Easily, the pearl of this ambitiously animated cast is Ellen DeGeneres as Dory, a "naturally" blue tang fish who suffers from short term memory loss. Dory's every utterance, every sublimely comic expression raises the ocean's comedy level a few more inches. This ditsy, cock-eyed optimist literally collides with the self-doubting Marlin and the odd couple begin a yin-yang excursion for the pint-sized Nemo (or Elmo or whatever Dory forgetfully calls him). Millions upon millions of gallons of comic potential are thus mined as they adventure forth.

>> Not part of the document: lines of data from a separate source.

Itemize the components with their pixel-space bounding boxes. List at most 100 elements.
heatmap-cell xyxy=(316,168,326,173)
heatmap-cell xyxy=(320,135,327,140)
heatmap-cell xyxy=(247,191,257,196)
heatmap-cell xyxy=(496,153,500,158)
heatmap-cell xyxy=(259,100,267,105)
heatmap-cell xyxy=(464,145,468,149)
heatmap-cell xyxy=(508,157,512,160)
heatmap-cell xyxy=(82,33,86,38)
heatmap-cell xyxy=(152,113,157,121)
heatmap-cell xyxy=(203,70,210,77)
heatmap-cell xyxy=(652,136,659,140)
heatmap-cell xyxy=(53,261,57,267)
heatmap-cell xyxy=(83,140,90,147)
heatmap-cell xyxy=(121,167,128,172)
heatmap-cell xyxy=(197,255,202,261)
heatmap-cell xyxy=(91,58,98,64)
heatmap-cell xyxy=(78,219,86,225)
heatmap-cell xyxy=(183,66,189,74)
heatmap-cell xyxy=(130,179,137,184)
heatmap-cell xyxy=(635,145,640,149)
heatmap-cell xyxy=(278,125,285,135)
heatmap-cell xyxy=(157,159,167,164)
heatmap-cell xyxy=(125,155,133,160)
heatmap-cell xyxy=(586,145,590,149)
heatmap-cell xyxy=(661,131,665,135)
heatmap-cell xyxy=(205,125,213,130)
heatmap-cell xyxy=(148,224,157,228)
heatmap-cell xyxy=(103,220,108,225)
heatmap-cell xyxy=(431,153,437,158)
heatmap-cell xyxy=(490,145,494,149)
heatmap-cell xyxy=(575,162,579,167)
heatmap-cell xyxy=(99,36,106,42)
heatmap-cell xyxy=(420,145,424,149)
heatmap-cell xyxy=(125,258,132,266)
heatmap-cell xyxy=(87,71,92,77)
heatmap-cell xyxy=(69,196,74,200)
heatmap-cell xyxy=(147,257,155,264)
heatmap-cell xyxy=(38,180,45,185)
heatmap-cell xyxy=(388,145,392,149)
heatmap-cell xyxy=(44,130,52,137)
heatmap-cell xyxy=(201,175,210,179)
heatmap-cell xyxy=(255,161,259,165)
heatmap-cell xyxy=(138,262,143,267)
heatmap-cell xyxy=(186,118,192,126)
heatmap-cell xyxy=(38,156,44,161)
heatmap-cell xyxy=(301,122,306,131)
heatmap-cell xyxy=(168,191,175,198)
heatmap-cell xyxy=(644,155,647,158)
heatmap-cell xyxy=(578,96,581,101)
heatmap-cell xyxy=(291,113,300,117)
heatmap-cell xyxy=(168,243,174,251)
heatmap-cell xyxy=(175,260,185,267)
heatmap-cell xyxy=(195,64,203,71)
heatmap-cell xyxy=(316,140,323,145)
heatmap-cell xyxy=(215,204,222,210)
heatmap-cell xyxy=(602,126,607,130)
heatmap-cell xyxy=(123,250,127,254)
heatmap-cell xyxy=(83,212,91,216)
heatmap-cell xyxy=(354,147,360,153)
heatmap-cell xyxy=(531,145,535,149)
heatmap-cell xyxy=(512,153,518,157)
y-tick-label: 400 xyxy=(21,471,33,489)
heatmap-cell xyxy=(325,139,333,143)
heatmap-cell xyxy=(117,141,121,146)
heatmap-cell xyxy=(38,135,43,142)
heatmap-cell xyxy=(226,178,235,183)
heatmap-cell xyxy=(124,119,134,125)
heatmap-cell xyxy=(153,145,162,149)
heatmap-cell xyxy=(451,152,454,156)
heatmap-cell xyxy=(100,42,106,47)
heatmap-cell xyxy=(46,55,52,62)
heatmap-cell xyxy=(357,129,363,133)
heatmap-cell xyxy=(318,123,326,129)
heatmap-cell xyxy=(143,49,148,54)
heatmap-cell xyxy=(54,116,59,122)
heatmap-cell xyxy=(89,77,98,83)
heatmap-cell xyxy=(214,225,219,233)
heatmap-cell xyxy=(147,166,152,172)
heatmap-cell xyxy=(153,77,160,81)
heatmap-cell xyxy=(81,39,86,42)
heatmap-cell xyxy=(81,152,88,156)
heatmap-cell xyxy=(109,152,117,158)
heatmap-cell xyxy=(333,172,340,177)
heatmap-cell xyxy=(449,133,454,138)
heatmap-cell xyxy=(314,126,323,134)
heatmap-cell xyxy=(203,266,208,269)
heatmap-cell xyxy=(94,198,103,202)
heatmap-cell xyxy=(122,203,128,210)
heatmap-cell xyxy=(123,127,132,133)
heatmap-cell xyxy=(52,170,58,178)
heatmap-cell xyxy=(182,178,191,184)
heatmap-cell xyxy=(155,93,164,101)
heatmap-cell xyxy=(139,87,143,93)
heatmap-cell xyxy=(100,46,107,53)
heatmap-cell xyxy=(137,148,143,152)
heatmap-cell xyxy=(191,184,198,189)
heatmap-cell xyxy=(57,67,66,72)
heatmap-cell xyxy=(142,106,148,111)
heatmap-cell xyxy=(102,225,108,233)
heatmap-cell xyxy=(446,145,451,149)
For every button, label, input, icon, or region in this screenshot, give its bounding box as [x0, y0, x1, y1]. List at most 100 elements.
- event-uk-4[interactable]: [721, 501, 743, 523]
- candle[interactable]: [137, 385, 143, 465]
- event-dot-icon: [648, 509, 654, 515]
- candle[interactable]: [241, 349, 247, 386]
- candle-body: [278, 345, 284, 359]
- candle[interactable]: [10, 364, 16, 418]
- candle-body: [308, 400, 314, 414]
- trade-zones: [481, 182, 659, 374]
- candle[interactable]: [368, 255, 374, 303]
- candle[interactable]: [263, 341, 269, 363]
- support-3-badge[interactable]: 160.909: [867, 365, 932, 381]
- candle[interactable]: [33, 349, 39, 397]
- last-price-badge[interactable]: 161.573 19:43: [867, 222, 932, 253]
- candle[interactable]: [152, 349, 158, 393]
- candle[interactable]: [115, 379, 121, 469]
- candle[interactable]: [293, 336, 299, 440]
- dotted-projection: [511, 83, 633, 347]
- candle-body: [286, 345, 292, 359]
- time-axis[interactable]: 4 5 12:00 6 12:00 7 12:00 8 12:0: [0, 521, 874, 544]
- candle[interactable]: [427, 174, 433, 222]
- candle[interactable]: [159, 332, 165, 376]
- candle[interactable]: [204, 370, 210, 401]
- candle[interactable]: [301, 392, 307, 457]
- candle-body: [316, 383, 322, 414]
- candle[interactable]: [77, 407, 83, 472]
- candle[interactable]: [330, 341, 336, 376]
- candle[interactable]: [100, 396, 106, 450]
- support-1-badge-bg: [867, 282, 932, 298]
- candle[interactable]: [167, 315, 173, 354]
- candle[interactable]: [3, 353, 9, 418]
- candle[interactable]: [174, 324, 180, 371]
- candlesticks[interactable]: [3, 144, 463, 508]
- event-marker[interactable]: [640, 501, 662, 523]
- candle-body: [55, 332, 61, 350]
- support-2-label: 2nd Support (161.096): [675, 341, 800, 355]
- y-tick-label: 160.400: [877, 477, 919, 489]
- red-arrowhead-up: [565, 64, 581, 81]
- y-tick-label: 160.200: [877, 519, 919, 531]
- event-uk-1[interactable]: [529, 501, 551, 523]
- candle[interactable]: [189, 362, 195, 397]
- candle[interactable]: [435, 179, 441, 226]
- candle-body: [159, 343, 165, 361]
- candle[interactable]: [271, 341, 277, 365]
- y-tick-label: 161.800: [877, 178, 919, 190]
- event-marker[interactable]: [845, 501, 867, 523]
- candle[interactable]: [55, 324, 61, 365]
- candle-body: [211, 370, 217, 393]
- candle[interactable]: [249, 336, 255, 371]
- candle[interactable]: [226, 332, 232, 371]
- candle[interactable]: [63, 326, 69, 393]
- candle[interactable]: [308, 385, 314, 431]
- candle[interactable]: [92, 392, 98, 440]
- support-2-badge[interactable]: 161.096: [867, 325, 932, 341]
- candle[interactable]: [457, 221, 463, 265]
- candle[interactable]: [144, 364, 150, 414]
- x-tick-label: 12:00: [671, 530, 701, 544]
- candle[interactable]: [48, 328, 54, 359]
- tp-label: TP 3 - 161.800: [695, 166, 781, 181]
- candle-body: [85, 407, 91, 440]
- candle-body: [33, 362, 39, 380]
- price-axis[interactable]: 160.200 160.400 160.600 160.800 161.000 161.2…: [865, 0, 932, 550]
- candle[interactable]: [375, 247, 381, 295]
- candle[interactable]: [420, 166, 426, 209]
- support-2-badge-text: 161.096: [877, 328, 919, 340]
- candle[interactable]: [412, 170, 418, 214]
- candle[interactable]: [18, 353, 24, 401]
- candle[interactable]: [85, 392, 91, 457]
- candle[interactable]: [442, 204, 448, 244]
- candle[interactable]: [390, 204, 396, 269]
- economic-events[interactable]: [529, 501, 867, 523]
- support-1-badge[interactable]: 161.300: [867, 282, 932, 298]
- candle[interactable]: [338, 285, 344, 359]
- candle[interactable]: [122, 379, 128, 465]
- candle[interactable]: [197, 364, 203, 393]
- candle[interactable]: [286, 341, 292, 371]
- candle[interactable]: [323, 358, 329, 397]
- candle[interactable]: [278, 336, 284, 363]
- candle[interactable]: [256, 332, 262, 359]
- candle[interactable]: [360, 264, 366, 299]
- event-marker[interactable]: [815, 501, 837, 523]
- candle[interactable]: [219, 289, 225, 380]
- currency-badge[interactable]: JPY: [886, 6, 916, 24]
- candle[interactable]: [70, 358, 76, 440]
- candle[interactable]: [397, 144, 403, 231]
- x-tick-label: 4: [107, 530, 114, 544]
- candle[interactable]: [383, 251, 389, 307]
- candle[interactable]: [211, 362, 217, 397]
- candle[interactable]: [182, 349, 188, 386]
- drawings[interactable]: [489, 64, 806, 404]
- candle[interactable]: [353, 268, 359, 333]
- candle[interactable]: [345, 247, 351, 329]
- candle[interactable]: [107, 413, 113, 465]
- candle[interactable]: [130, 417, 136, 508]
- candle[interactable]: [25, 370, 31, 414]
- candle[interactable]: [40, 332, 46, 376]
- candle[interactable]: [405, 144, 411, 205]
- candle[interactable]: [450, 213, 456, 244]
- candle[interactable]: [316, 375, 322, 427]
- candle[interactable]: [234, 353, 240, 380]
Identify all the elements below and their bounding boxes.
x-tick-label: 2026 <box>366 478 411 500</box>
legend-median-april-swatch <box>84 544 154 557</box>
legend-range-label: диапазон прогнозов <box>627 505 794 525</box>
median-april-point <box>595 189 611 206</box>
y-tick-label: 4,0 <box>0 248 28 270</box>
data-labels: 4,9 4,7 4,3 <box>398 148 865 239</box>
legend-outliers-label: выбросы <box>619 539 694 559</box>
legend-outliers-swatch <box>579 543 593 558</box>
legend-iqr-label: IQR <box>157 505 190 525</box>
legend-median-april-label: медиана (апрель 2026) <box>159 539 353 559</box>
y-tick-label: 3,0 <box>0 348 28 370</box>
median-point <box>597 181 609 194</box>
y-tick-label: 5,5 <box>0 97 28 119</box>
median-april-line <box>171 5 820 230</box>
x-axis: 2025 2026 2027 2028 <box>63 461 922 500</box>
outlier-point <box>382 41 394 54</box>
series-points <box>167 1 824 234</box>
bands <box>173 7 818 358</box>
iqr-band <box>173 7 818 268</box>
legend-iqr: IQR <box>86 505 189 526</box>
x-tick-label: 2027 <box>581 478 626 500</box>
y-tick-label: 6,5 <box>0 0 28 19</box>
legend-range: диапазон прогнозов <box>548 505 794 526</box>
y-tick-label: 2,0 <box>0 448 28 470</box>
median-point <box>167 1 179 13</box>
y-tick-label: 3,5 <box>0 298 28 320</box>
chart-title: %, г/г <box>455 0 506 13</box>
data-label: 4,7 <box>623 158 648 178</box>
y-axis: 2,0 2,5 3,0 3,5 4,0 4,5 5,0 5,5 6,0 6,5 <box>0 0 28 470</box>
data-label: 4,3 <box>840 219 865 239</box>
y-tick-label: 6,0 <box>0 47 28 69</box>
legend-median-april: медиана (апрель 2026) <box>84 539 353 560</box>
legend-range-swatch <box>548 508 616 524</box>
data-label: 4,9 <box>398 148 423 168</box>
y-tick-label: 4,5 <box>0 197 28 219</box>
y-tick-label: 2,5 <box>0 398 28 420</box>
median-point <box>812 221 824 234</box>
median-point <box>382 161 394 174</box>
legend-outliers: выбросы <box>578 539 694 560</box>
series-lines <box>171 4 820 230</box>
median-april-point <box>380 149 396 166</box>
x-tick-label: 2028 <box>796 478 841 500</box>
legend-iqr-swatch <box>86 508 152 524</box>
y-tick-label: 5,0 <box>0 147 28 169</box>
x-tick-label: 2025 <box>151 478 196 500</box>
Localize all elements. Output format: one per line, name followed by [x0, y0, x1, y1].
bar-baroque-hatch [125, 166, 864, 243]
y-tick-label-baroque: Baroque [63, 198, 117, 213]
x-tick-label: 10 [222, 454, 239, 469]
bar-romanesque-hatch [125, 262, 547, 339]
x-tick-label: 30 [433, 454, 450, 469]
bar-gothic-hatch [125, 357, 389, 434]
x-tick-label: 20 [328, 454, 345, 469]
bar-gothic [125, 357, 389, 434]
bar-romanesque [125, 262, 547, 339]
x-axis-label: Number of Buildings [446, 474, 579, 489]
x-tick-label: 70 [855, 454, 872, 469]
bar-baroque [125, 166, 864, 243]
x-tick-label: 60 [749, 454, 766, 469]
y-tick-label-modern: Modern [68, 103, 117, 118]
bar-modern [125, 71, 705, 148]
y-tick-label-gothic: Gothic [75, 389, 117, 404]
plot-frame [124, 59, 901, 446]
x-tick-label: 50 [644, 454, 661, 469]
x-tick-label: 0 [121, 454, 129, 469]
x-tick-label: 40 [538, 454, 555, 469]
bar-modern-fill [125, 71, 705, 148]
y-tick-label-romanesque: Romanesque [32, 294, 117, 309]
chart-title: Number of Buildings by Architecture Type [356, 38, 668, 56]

Now, while we ostensibly have three
stars, the rest of the vibrant cast provides a salty froth of comic
foam. It's not only that the voices register so well, but how they
do so within the merry, mixed-ups caricatures that Andrew
Stanton, Bob Peterson, and David Reynolds have written into the
"roles." Let's talk a deeper look.
Barry
Humphries (a.k.a. Dame Edna), Eric Bana, Bruce Spence are three
sharks undergoing anger management therapy. (Four years in
production, how coincidental that Anger Management bypassed Nemo
in hoisting the amusing flag of this fretful condition upon us.)
"Fish are friends, not food," is their mantra. (There's
also a great in-joke here for fans who recollect the production name
given to the title character in Jaws.)
Allison Janney (West Wing)
is Peach, an ebay-purchased starfish and one of the half-dozen
guests in that Sydney aquarium. Others include Bloat (Everybody
Loves Raymond's Brad Garrett), a emotionally-triggered blowfish;
Bubbles (King of the Hill's Stephen Root), a effervesce obsessive yellow
tang; Newsradio's Vicki
Lewis is Deb, a black-and-white damsel fish caught in a reflective
tug-of-war with herself; Gurgle (Austin Pendleton), a bacillophobic
royal gramma; Jacques (Joe Ranft) a French cleaner shrimp; and their
brooding leader Gill (Willem Dafoe), a Moorish Idol fish. News of
the outside world (with Marlin's ocean mission humorously
transmitted via a game of telephone) is provided by Nigel (Geoffrey
Rush), a gossipy pelican who shares the tank gang's dental knowledge
of their warden's profession, having observed the dentist and his
patients ad nauseum. Even director Stanton has a memorable role as Crush, a
current-surfing dude of a turtle.
One of
the more divinely inspired moments involves a very knowledgeable and
impressionable school of silvery fish (collectively voiced by Pixar
regular John Ratzenberger).
Aside from the Jaws reference, adult viewers with any sense of cinematic history will giggle at the several Hitchcockian allusions: the arrival of the dentist's vicious niece is cued by Bernard Herrmann's music from Pyscho, while a distinctly visual reference borrowed from The Birds plays fun with a flock of seagulls.
An added treat is the pre-feature presentation of Knick Knack, the 1989 precursor to Toy Story about another water-bound escape by a snowglobe snowman. One final reminder: wait through ALL the end credits, as most of the cast has fun playing with the lengthy scroll of talent (and 43 production babies). Watch for a special "guest" appearance by Mike Wazowski.